The paper introduces a novel approach to utilizing aerial imagery for Earth science and natural resource management, specifically targeting the limitations of traditional methods that rely on synthesized top-down “orthomosaic” images. These conventional methods often lack vertical information and may include processing artifacts, which can hinder accurate predictions, such as tree species classification.
The proposed method generates predictions directly from raw aerial images and accurately maps these predictions into geospatial coordinates using semantic meshes. This approach allows analysts to utilize the highest quality data, capture information about the vertical aspects of objects, and leverage multiple viewpoints of each location for enhanced robustness. The method is released as a user-friendly open-source toolkit, making it accessible for broader use.

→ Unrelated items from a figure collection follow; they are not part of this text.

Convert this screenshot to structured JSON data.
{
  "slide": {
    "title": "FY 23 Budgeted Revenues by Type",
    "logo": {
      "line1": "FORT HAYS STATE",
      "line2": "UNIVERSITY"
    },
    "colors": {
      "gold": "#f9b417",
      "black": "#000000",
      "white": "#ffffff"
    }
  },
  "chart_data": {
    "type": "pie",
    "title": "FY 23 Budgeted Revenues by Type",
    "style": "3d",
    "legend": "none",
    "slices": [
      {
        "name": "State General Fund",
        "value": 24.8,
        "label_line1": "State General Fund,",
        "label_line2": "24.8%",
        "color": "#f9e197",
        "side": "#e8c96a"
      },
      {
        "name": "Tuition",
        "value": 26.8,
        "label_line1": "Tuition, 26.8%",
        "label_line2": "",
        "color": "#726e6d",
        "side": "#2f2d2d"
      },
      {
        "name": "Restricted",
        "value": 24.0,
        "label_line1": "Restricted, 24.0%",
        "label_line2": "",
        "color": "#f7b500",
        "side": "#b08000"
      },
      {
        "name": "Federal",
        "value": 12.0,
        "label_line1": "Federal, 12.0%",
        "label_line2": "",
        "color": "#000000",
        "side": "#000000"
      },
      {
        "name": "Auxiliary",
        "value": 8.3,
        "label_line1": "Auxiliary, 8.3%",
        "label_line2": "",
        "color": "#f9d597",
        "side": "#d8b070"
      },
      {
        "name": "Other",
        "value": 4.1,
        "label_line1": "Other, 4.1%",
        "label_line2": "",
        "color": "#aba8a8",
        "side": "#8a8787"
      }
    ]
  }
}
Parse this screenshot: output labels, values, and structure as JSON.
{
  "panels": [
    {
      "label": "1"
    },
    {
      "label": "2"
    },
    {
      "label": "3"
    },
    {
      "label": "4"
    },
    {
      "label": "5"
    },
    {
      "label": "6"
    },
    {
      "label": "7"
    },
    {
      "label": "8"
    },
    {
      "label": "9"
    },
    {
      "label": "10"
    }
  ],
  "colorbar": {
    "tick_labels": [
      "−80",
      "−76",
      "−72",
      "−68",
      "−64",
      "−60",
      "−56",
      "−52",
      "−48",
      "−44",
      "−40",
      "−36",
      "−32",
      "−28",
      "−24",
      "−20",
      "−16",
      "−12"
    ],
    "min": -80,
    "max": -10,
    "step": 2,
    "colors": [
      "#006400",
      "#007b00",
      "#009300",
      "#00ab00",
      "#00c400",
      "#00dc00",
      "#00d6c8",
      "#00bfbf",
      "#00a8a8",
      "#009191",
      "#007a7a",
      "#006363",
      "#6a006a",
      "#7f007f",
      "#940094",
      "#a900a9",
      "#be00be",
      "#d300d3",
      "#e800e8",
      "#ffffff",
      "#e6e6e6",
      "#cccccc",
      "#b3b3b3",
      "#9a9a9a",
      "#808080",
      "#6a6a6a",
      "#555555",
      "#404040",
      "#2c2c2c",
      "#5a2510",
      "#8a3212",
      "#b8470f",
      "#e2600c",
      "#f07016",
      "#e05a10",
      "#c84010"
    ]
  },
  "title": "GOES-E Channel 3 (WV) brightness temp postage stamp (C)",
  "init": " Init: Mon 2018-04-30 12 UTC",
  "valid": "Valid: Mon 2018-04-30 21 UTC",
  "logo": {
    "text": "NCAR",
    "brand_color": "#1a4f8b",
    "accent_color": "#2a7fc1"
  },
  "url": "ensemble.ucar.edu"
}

The effectiveness of this multiview approach is demonstrated on a new benchmark dataset comprising four forest sites in the western United States. This dataset includes drone images, photogrammetry results, predicted tree locations, and species classification data derived from manual surveys. The results show a significant improvement in classification accuracy, from 53% to 75%, compared to the orthomosaic baseline on a challenging cross-site tree species classification task.
This advancement highlights the value of using raw images and multiple perspectives for more accurate and robust predictions in aerial imagery analysis. By addressing the limitations of orthomosaic images and providing a comprehensive toolkit, this method offers a significant contribution to the fields of Earth science and natural resource management. The open-source nature of the toolkit ensures that it can be widely adopted and further developed by the research community, fostering continued innovation and improvement in aerial imagery analysis.